TANGERANG - Pergerakan penumpang di Bandara Soekarno-Hatta diperkirakan akan meningkat pada saat libur Idul Adha yang jatuh pada akhir pekan ini. Peningkatan tersebut diprediksi mencapai 45 persen dari jumlah pergerakan di masa pembatasan penerbangan.
"Sampai dengan akhir Juli ini masih lihat berpotensi pergerakan (penumpang) meningkat di angka sekitar 35 sampai 40 persen menuju 45 persen," kata Direktur Utama PT Angkasa Pura II, Muhammad Awaluddin, Rabu (29/07/2020).
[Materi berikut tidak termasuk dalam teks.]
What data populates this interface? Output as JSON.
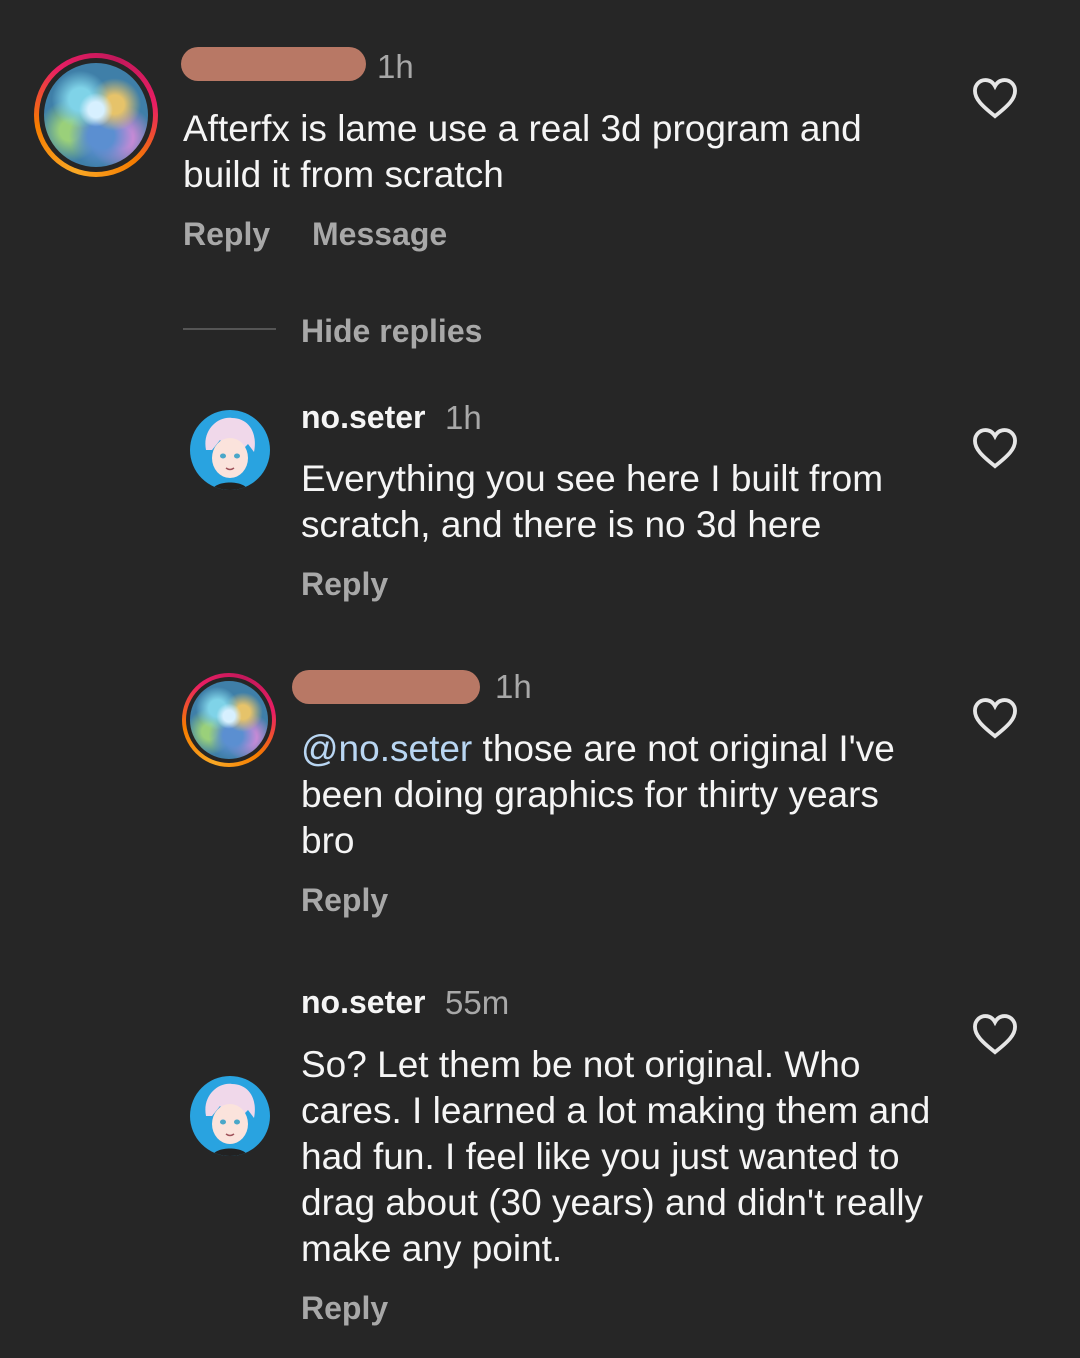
{
  "comment": {
    "time": "1h",
    "text": "Afterfx is lame use a real 3d program and build it from scratch",
    "reply_label": "Reply",
    "message_label": "Message"
  },
  "hide_replies_label": "Hide replies",
  "replies": [
    {
      "username": "no.seter",
      "time": "1h",
      "text": "Everything you see here I built from scratch, and there is no 3d here",
      "reply_label": "Reply"
    },
    {
      "time": "1h",
      "mention": "@no.seter",
      "text": " those are not original I've been doing graphics for thirty years bro",
      "reply_label": "Reply"
    },
    {
      "username": "no.seter",
      "time": "55m",
      "text": "So? Let them be not original. Who cares. I learned a lot making them and had fun. I feel like you just wanted to drag about (30 years) and didn't really make any point.",
      "reply_label": "Reply"
    }
  ],
  "icons": {
    "like": "heart-outline-icon"
  },
  "colors": {
    "background": "#262626",
    "text": "#f5f5f5",
    "secondary_text": "#a8a8a8",
    "mention": "#b9d6f2",
    "redaction": "#b87865"
  }
}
Pihak Angkasa Pura II juga terus mendorong pihak maskapai untuk mengaktifkan kembali rute penerbangan yang saat ini belum beroperasi. Hal itu dilakukan agar frekuensi penerbangan bisa memenuhi kebutuhan masyarakat terhadap transportasi udara.
"Maskapai juga kami imbau untuk mengaktifkan rute yang saat ini masih statusnya no operation dan frekuensi penerbangannya kita harap bisa bertambah sejalan dengan kebutuhan masyarakat di transportasi udara," ujar Awaluddin.
Meskipun rute penerbangan dibuka kembali, maskapai tetap diimbau untuk tetap menerapkan protokol kesehatan yang berlaku. Selain itu, masyarakat juga diminta bekerja sama untuk mematuhi aturan sebelum dan sesudah penerbangan. Kerjasama antara semua pihak saat ini sangat diperlukan agar aktivitas penerbangan tetap berjalan aman.
"Karena yang terjadi nanti adalah pembatasan pengawasan lagi dan itu harus dilakukan dan ini sudah jadi protokol di bandara bahwa pemeriksaan kesehatan, kelengkapan dokumen perjalanan harus ada," tuturnya.